I support veganism for ethical reasons and environmental benefits. Being a vegan is healthy if you take the vitamins you’re missing and avoid bad carbohydrates. However, the small health benefits of veganism don’t negate smoking, drinking too much, a lack of exercise, or obesity.
What about organic and non-GMO (genetically modified) foods? There may be a small benefit to eating only organic food. I am unaware of any substantive data showing a significant risk of consuming GMOs. If there is a benefit to eating organic and avoiding GMOs, it is small. Yet, people eat organic, at a significant financial cost, and don’t accomplish the important things, like losing weight. The reason is simple. Eating organic is easy—pay a few dollars more. Giving up your favorite bad carb foods is hard. Working out five days a week is hard.

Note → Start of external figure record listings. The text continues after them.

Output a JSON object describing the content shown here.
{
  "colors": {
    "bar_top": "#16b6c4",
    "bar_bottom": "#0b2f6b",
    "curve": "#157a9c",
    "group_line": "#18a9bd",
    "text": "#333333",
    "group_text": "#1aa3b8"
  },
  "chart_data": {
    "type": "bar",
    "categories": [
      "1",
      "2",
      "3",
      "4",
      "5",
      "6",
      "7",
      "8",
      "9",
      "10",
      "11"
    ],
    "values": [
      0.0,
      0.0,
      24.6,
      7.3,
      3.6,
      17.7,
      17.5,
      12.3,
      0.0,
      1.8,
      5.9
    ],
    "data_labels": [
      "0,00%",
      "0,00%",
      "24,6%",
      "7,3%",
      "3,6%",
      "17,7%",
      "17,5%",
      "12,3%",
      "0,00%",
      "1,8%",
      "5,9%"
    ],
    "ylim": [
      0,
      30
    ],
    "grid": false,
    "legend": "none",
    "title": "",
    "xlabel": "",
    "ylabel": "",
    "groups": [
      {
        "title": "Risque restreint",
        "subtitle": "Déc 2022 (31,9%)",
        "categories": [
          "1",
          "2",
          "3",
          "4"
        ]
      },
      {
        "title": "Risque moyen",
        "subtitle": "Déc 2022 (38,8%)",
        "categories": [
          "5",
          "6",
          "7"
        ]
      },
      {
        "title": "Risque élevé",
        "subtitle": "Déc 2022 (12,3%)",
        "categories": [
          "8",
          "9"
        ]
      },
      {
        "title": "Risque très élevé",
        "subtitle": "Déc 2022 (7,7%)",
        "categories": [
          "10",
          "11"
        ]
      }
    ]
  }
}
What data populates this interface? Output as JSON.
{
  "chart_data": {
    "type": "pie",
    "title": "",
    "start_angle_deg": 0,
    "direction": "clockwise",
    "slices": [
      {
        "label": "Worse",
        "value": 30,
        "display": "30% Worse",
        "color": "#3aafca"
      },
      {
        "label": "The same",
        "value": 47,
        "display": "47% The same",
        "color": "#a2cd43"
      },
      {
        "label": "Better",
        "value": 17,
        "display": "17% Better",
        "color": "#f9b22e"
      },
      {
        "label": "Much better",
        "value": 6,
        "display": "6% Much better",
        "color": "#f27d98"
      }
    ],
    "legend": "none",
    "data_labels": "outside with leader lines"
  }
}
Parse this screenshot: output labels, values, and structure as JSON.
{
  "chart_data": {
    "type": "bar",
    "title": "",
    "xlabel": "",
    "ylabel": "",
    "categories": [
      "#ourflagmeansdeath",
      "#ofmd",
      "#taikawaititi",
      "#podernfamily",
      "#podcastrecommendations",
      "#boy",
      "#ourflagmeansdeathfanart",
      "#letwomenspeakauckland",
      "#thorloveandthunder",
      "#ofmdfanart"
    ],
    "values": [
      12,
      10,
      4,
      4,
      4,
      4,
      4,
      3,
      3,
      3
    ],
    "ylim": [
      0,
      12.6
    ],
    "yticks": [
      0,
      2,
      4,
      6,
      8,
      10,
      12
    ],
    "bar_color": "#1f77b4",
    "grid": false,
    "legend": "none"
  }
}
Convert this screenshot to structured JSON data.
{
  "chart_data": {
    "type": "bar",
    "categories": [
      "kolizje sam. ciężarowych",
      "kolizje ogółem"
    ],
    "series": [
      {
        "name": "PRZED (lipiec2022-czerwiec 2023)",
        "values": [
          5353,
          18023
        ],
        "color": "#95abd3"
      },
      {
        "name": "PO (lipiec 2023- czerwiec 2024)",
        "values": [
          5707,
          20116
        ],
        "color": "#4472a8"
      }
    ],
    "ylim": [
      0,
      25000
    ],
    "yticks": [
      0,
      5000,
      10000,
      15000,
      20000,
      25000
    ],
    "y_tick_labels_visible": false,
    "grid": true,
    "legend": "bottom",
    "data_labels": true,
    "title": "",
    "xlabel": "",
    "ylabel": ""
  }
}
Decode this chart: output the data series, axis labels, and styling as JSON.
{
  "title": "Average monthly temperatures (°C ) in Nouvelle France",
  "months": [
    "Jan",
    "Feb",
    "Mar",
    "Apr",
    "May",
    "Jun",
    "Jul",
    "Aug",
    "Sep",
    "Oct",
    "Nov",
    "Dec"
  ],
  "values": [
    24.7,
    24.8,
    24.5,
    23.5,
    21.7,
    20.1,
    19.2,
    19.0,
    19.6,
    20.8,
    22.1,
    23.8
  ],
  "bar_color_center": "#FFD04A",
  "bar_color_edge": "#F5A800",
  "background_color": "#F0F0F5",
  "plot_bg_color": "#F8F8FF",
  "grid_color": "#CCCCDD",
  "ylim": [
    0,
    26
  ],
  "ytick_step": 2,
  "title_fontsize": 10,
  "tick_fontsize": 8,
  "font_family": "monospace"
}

I like the financial analogy of credit cards. Clipping coupons can save you money—several dollars a week. But, if you have a credit card debt with 19% interest, that is the important thing to work on. Keep clipping coupons, but work on your credit card debt right now.
As Franklin said, “There are no gains without pains.” If you want to get healthy, it takes hard work. Ten percent of Americans smoke. That is their biggest health problem. Over forty percent are obese. If they don’t smoke, then obesity is their biggest health problem. Lack of exercise is likely the third biggest health problem in the United States. It takes hard work to do the important things and correct these problems.
Do it anyway. The best day to start doing the work and getting healthy is today. Start with the biggest thing.